All about Adjustable Rate Mortgages

Posted by Carey Frankel on Monday, September 5th, 2011 at 3:18pm.

Throughout much of the housing crisis, the term “adjustable rate mortgage” was uttered with disdain.

However, adjustable rate mortgages may have gotten a bad rap, simply because there were many, many homebuyers who took them out without considering the future. Here’s the low down on adjustable rate mortgages and why they still serve a purpose in today’s home loan market:

Adjustable rates mortgages, also referred to as ARMs, are home loans that adjust at certain intervals, as detailed in the home loan program. There are ARMs that adjust yearly, every five years, or even every ten years.

Adjustable rate mortgages are typically tied into some kind of index, which determines how much interest you pay on the loan during any given time period. Sometimes your interest rate may rise, sometimes it may fall. Before getting into an ARM on a Jacksonville Beach property, take note of the index and how it will change.

Adjustable rate mortgages are typically chosen because they offer an initial, low interest rate. ARMs may be best for individuals who expect to make more money in the future or who don’t plan on living in their current residence for an extended period of time.

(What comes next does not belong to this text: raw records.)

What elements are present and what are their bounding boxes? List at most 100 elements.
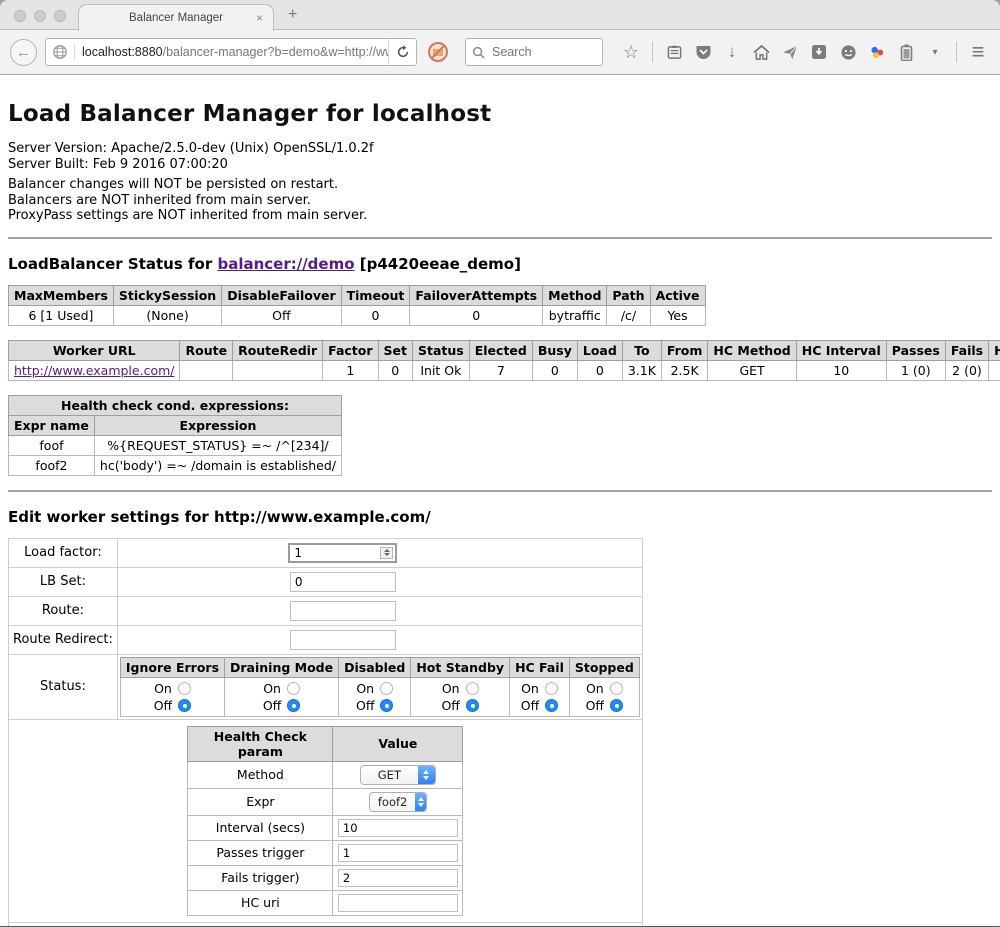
status-row: Status: Ignore Errors Draining Mode Disa… (9, 654, 643, 719)
reload-icon (396, 45, 410, 59)
reading-list-icon[interactable] (664, 42, 684, 62)
pocket-icon[interactable] (693, 42, 713, 62)
search-icon (472, 46, 485, 59)
server-version-line: Server Version: Apache/2.5.0-dev (Unix) … (8, 141, 992, 157)
messenger-icon[interactable] (838, 42, 858, 62)
worker-table: Worker URL Route RouteRedir Factor Set S… (8, 340, 1000, 381)
hot-standby-on-radio[interactable] (466, 682, 479, 695)
hc-expressions-table: Health check cond. expressions: Expr nam… (8, 395, 342, 476)
table-header-row: MaxMembers StickySession DisableFailover… (9, 285, 706, 305)
field-label: Route: (9, 596, 118, 625)
reload-button[interactable] (388, 39, 416, 65)
hc-params-row: Health Check param Value Method GET (9, 719, 643, 922)
downloads-icon[interactable]: ↓ (722, 42, 742, 62)
ignore-errors-on-radio[interactable] (178, 682, 191, 695)
browser-window: Balancer Manager × + ← localhost:8880/ba… (0, 0, 1000, 927)
page-title: Load Balancer Manager for localhost (8, 101, 992, 127)
balancer-link[interactable]: balancer://demo (217, 255, 354, 273)
hc-uri-input[interactable] (338, 894, 458, 912)
hc-expr-select[interactable]: foof2 (369, 792, 427, 812)
blocked-content-icon[interactable] (427, 41, 449, 63)
load-factor-input-wrap (288, 543, 397, 563)
url-path: /balancer-manager?b=demo&w=http://www.ex… (163, 45, 388, 59)
worker-url-link[interactable]: http://www.example.com/ (14, 363, 174, 378)
search-bar[interactable] (465, 38, 603, 66)
select-arrows-icon (415, 793, 426, 811)
menu-icon[interactable]: ≡ (968, 42, 988, 62)
home-icon[interactable] (751, 42, 771, 62)
bookmark-star-icon[interactable]: ☆ (621, 42, 641, 62)
back-button[interactable]: ← (10, 39, 37, 66)
hc-fails-input[interactable] (338, 869, 458, 887)
toolbar-icons: ☆ ↓ (621, 42, 1000, 62)
field-label: Route Redirect: (9, 625, 118, 654)
hc-interval-row: Interval (secs) (188, 815, 463, 840)
status-label: Status: (9, 654, 118, 719)
toolbar-separator (956, 42, 957, 62)
table-row: foof %{REQUEST_STATUS} =~ /^[234]/ (9, 435, 342, 455)
back-icon: ← (16, 44, 31, 61)
warning-line: ProxyPass settings are NOT inherited fro… (8, 208, 992, 224)
browser-tab[interactable]: Balancer Manager × (78, 4, 274, 31)
stopped-on-radio[interactable] (610, 682, 623, 695)
lb-set-row: LB Set: (9, 567, 643, 596)
draining-mode-off-radio[interactable] (287, 699, 300, 712)
balancer-status-heading: LoadBalancer Status for balancer://demo … (8, 255, 992, 273)
navigation-toolbar: ← localhost:8880/balancer-manager?b=demo… (0, 30, 1000, 75)
field-label: Load factor: (9, 538, 118, 567)
select-arrows-icon (418, 766, 435, 784)
tab-bar: Balancer Manager × + (0, 0, 1000, 30)
save-page-icon[interactable] (809, 42, 829, 62)
hc-passes-input[interactable] (338, 844, 458, 862)
warning-line: Balancers are NOT inherited from main se… (8, 193, 992, 209)
tab-title: Balancer Manager (129, 12, 223, 24)
hc-fail-off-radio[interactable] (545, 699, 558, 712)
tab-close-icon[interactable]: × (256, 11, 263, 25)
url-domain: localhost:8880 (82, 45, 163, 59)
route-redirect-row: Route Redirect: (9, 625, 643, 654)
search-input[interactable] (490, 44, 580, 60)
status-header-row: Ignore Errors Draining Mode Disabled Hot… (120, 657, 639, 677)
load-factor-input[interactable] (290, 545, 378, 561)
table-title-row: Health check cond. expressions: (9, 395, 342, 415)
number-spinner[interactable] (380, 547, 393, 559)
window-controls[interactable] (14, 10, 66, 22)
palette-extension-icon[interactable] (867, 42, 887, 62)
toolbar-separator (652, 42, 653, 62)
route-input[interactable] (290, 601, 396, 621)
hc-method-select[interactable]: GET (360, 765, 436, 785)
worker-row: http://www.example.com/ 1 0 Init Ok 7 0 … (9, 360, 1000, 380)
window-zoom-button[interactable] (54, 10, 66, 22)
hc-passes-row: Passes trigger (188, 840, 463, 865)
route-redirect-input[interactable] (290, 630, 396, 650)
hc-params-table: Health Check param Value Method GET (187, 726, 463, 916)
hc-header-row: Health Check param Value (188, 726, 463, 761)
disabled-on-radio[interactable] (380, 682, 393, 695)
server-built-line: Server Built: Feb 9 2016 07:00:20 (8, 157, 992, 173)
overflow-caret-icon[interactable]: ▾ (925, 42, 945, 62)
hc-interval-input[interactable] (338, 819, 458, 837)
url-bar[interactable]: localhost:8880/balancer-manager?b=demo&w… (45, 38, 417, 66)
ignore-errors-off-radio[interactable] (178, 699, 191, 712)
status-table: Ignore Errors Draining Mode Disabled Hot… (120, 657, 640, 717)
disabled-off-radio[interactable] (380, 699, 393, 712)
edit-worker-form: Load factor: LB Set: Route: Route Redire… (8, 538, 643, 927)
globe-icon (52, 44, 68, 60)
url-text[interactable]: localhost:8880/balancer-manager?b=demo&w… (75, 45, 388, 59)
send-tab-icon[interactable] (780, 42, 800, 62)
window-minimize-button[interactable] (34, 10, 46, 22)
window-close-button[interactable] (14, 10, 26, 22)
new-tab-button[interactable]: + (288, 6, 297, 24)
battery-extension-icon[interactable] (896, 42, 916, 62)
route-row: Route: (9, 596, 643, 625)
hc-fail-on-radio[interactable] (545, 682, 558, 695)
hc-uri-row: HC uri (188, 890, 463, 915)
draining-mode-on-radio[interactable] (287, 682, 300, 695)
table-row: 6 [1 Used] (None) Off 0 0 bytraffic /c/ … (9, 305, 706, 325)
hot-standby-off-radio[interactable] (466, 699, 479, 712)
site-identity[interactable] (46, 44, 75, 60)
table-header-row: Worker URL Route RouteRedir Factor Set S… (9, 340, 1000, 360)
stopped-off-radio[interactable] (610, 699, 623, 712)
lb-set-input[interactable] (290, 572, 396, 592)
status-radio-row: On Off On Off On Off (120, 677, 639, 716)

ARMs got a bad rap because many people were locked into them when the housing crisis began, thereby leaving them with monthly mortgage payments they could not afford. Because this could realistically happen again, home buyers should be aware of the downfalls of ARMs and whether choosing this type of mortgage is right for them.

Maintaining a strong credit score is crucial when choosing an ARM because homeowners who want to refinance when their ARM adjusts may not be able to do so because of a low credit score. Unless your credit is strong, you can be certain you will be stuck with an adjusting mortgage and an ever-rising interest payment.